Conspiracies, why do we love them? How could we not? For some, outing a conspiracy smacks of neutralizing those nefarious individuals who are secretly plotting to control us. For some, the joy of conspiracies is in the unraveling of the Gordian Knot of cryptic information. We love them or fear them or tolerate them for almost as many reasons as there are people.
Here is a question for you, “How would you define a conspiracy?” The Oxford online dictionary defines “conspiracy” as “a secret plan by a group to do something unlawful or harmful.”1 It is a fact that some conspirators believe they are doing good. Perhaps they are and maybe not, but they are convinced their plan is the best course of action. And others know they are pursuing an advantage.
Are there conspiracies? Do they exist? They do indeed and have probably from before the incident in the Garden. There are national and international conspiracies, and there are neighborhood and family conspiracies. Some pose real threats and others, not so much.
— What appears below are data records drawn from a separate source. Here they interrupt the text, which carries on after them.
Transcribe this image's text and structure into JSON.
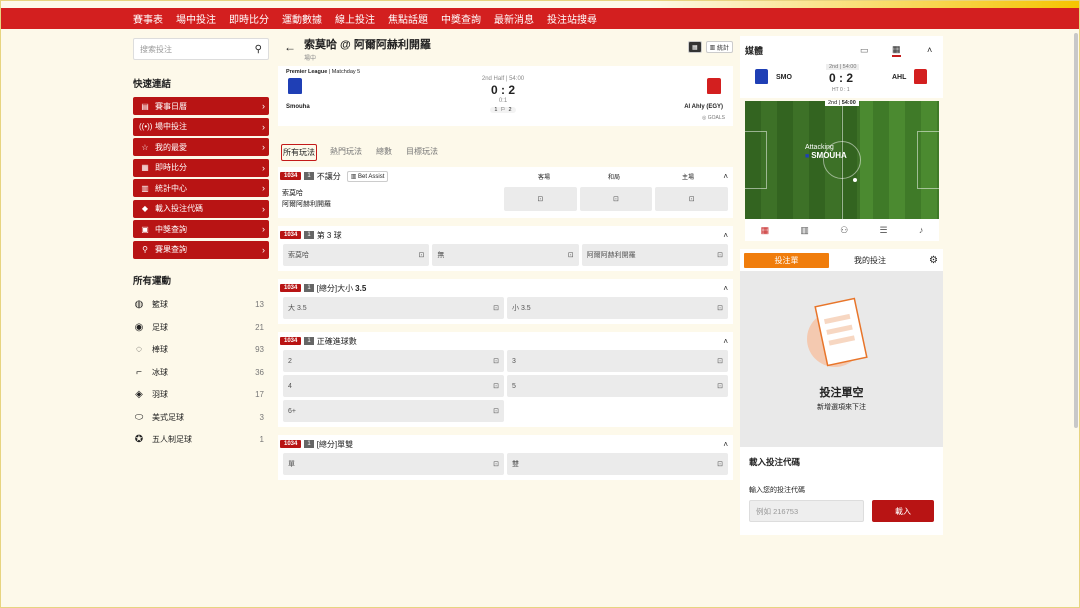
{
  "nav": [
    "賽事表",
    "場中投注",
    "即時比分",
    "運動數據",
    "線上投注",
    "焦點話題",
    "中獎查詢",
    "最新消息",
    "投注站搜尋"
  ],
  "left": {
    "search_placeholder": "搜索投注",
    "quick_title": "快速連結",
    "quick": [
      {
        "icon": "calendar-icon",
        "glyph": "▤",
        "label": "賽事日曆"
      },
      {
        "icon": "live-icon",
        "glyph": "((•))",
        "label": "場中投注"
      },
      {
        "icon": "star-icon",
        "glyph": "☆",
        "label": "我的最愛"
      },
      {
        "icon": "scoreboard-icon",
        "glyph": "▦",
        "label": "即時比分"
      },
      {
        "icon": "stats-icon",
        "glyph": "▥",
        "label": "統計中心"
      },
      {
        "icon": "tag-icon",
        "glyph": "◆",
        "label": "載入投注代碼"
      },
      {
        "icon": "receipt-icon",
        "glyph": "▣",
        "label": "中獎查詢"
      },
      {
        "icon": "search-icon",
        "glyph": "⚲",
        "label": "賽果查詢"
      }
    ],
    "sports_title": "所有運動",
    "sports": [
      {
        "icon": "basketball-icon",
        "glyph": "◍",
        "label": "籃球",
        "count": "13"
      },
      {
        "icon": "soccer-icon",
        "glyph": "◉",
        "label": "足球",
        "count": "21"
      },
      {
        "icon": "baseball-icon",
        "glyph": "◌",
        "label": "棒球",
        "count": "93"
      },
      {
        "icon": "hockey-icon",
        "glyph": "⌐",
        "label": "冰球",
        "count": "36"
      },
      {
        "icon": "badminton-icon",
        "glyph": "◈",
        "label": "羽球",
        "count": "17"
      },
      {
        "icon": "american-football-icon",
        "glyph": "⬭",
        "label": "美式足球",
        "count": "3"
      },
      {
        "icon": "futsal-icon",
        "glyph": "✪",
        "label": "五人制足球",
        "count": "1"
      }
    ]
  },
  "main": {
    "title": "索莫哈 @ 阿爾阿赫利開羅",
    "subtitle": "場中",
    "tool_stats": "統計",
    "league": "Premier League",
    "matchday": "Matchday 5",
    "period": "2nd Half | 54:00",
    "score": "0 : 2",
    "ht": "0:1",
    "home": "Smouha",
    "away": "Al Ahly (EGY)",
    "corners": "1",
    "corners2": "2",
    "goals": "GOALS",
    "tabs": [
      "所有玩法",
      "熱門玩法",
      "總數",
      "目標玩法"
    ],
    "markets": [
      {
        "id": "1034",
        "num": "1",
        "title": "不讓分",
        "assist": "Bet Assist",
        "cols": [
          "客場",
          "和局",
          "主場"
        ],
        "row_home": "索莫哈",
        "row_away": "阿爾阿赫利開羅"
      },
      {
        "id": "1034",
        "num": "1",
        "title": "第 3 球",
        "cells": [
          "索莫哈",
          "無",
          "阿爾阿赫利開羅"
        ]
      },
      {
        "id": "1034",
        "num": "1",
        "title": "[總分]大小",
        "title_val": "3.5",
        "cells": [
          "大 3.5",
          "小 3.5"
        ]
      },
      {
        "id": "1034",
        "num": "1",
        "title": "正確進球數",
        "cells": [
          "2",
          "3",
          "4",
          "5",
          "6+"
        ]
      },
      {
        "id": "1034",
        "num": "1",
        "title": "[總分]單雙",
        "cells": [
          "單",
          "雙"
        ]
      }
    ]
  },
  "right": {
    "media_title": "媒體",
    "home_abbr": "SMO",
    "away_abbr": "AHL",
    "period": "2nd | 54:00",
    "score": "0 : 2",
    "ht": "HT 0 : 1",
    "pitch_period": "2nd",
    "pitch_time": "54:00",
    "attacking": "Attacking",
    "attacking_team": "SMOUHA",
    "slip_tab": "投注單",
    "my_bets_tab": "我的投注",
    "empty_title": "投注單空",
    "empty_sub": "新增選項來下注",
    "code_title": "載入投注代碼",
    "code_label": "輸入您的投注代碼",
    "code_placeholder": "例如 216753",
    "code_button": "載入"
  },
  "colors": {
    "brand_red": "#d31f1f",
    "dark_red": "#b81414",
    "orange": "#f07d0c",
    "pitch": "#4b8a30"
  }
}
What should we do about conspiracies? Carefully confirm the facts! Conspiracies are, by nature, difficult to authenticate. When tracking with an “expert” in a field of which you are not an expert, cross-check the conclusions. When we have emotionally bought into a conspiracy theory, we often sense within ourselves resistance toward opposing interpretations. “The discerning heart seeks knowledge, but the mouth of a fool feeds on folly.” (Prov. 15:14 NIV)
Finally, be gracious to those who do not find your favorite conspiracy compelling, for you have passed on others who came to you highly motivated by a conspiratorial discovery.